Alejandro met Daniel and Brent in Cuba when he worked in one of the former couple’s homes. When he moved to Brazil, he taught Spanish and made deliveries in São Paulo. According to Gregório Andrade, the Cuban’s lawyer, Alejandro was manipulated and pressured to commit the crime. “Daniel took advantage of Alejandro’s financial fragility and hired him to murder Brent, he offered 200 thousand dollars that were not even paid. He is so manipulative that he never paid, he manipulated with the promise of money. Alejandro is not a criminal , even the way he acted portrays a person manipulated and pressured to commit the crime”, he explained in an interview with DAY.

Alejandro’s defense also said that the Cuban went to the gallery owner’s house twice before the crime. “One to recognize the place and the second he tried, but couldn’t open the door. Daniel went crazy with him, stopped sending the money and called him saying it would have to be at that moment. He took his godmother’s car, without even covering the sign, and was totally pressured by Daniel, who is a criminal mind”, he said.

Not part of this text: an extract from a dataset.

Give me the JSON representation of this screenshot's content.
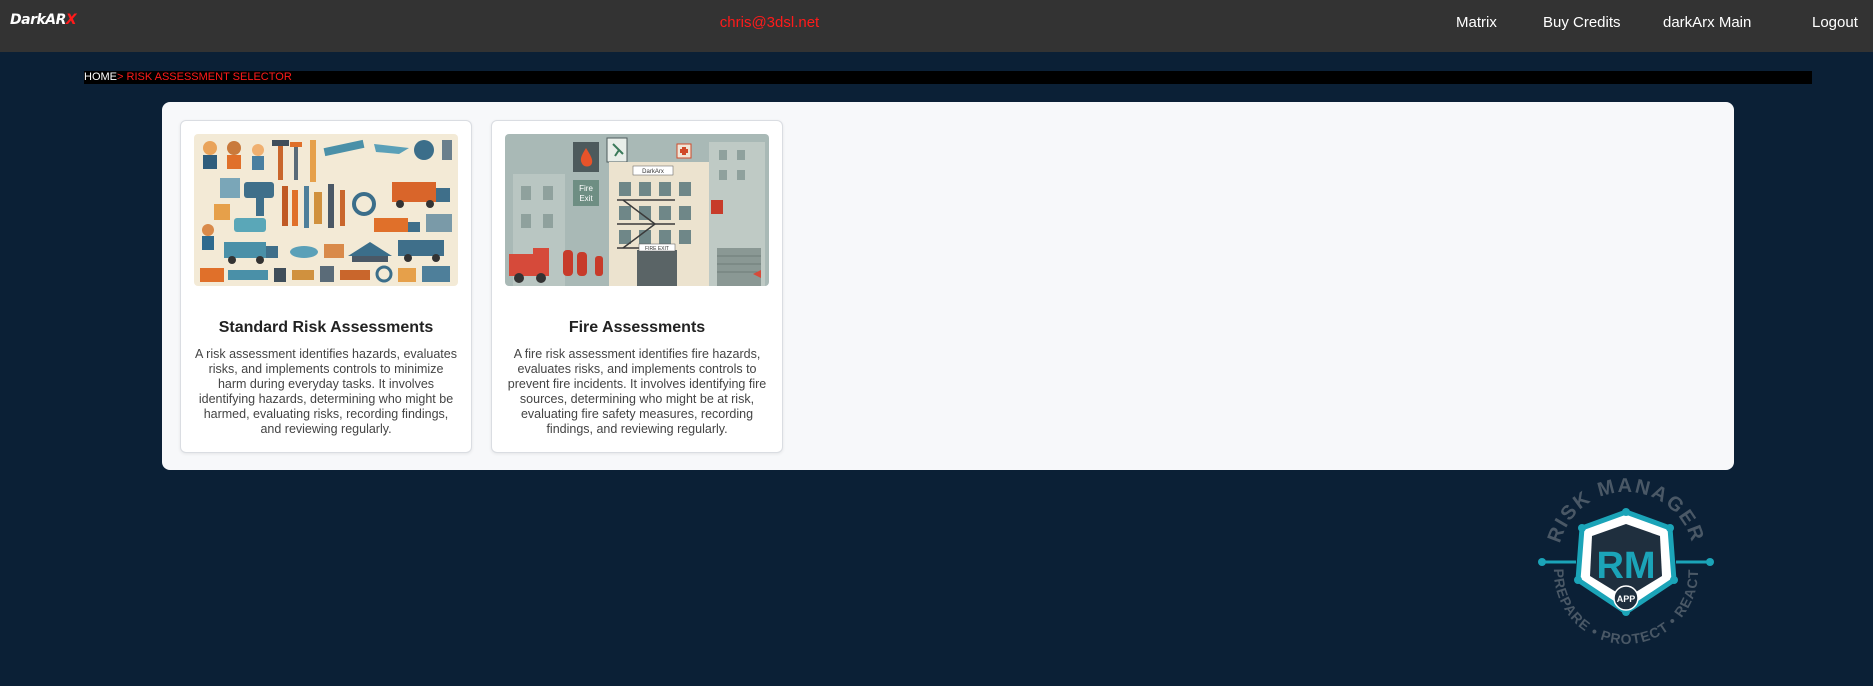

Alejandro’s defense believes that the crime involved the participation of other people. “We will take some actions asking the police chief and the prosecutor for a series of steps because this story doesn’t add up. This key arrived in Daniel’s hand in the USA and then sent to Brazil. It wasn’t a robbery, but the scenario was set to be a robbery. I don’t doubt the participation of third parties in this crime, including Brazilians”, said Gregório.

In testimony, Alejandro said that Daniel sent a copy of the key to the house where Brent lived in Jardim Botânico through a logistics company. This way, he was able to enter the house without resistance. Information about the person responsible for the death was passed on to police officers from the Capital Homicide Police Station (DHC) during the according to Prevez’s statement.
After the new version presented by the Cuban, both the Civil Police and the Public Ministry of Rio de Janeiro (MPRJ) requested Daniel’s preventive arrest. The police had already addressed the possibility of the existence of a person who ordered the murder. The expert indicted Alejandro as the author of the murder and the victim’s ex-partner as the intellectual author and main person interested in the crime.

Brent, 75, was found dead with 18 stab wounds in his home in Jardim Botânico. According to police, the gun was not in the victim’s home. Alejandro was arrested three days later, at a gas station on BR-050, between the cities of Uberaba and Uberlândia, in Minas Gerais. With him, the police found R$30 thousand dollars.

Who was the gallery owner

Brent Sikkema was co-owner of a famous New York art gallery, Sikkema Jenkins & Co. He began working in art galleries in 1971, as director of exhibitions at the Visual Studies Workshop, a non-profit arts education organization. . The businessman opened his first gallery in Boston in 1976. In 1991, he founded Wooster Gardens, currently Sikkema Jenkins & Co. Since 2003, he and Michael Jenkins, with whom he worked on several artistic projects there, were partners in the space.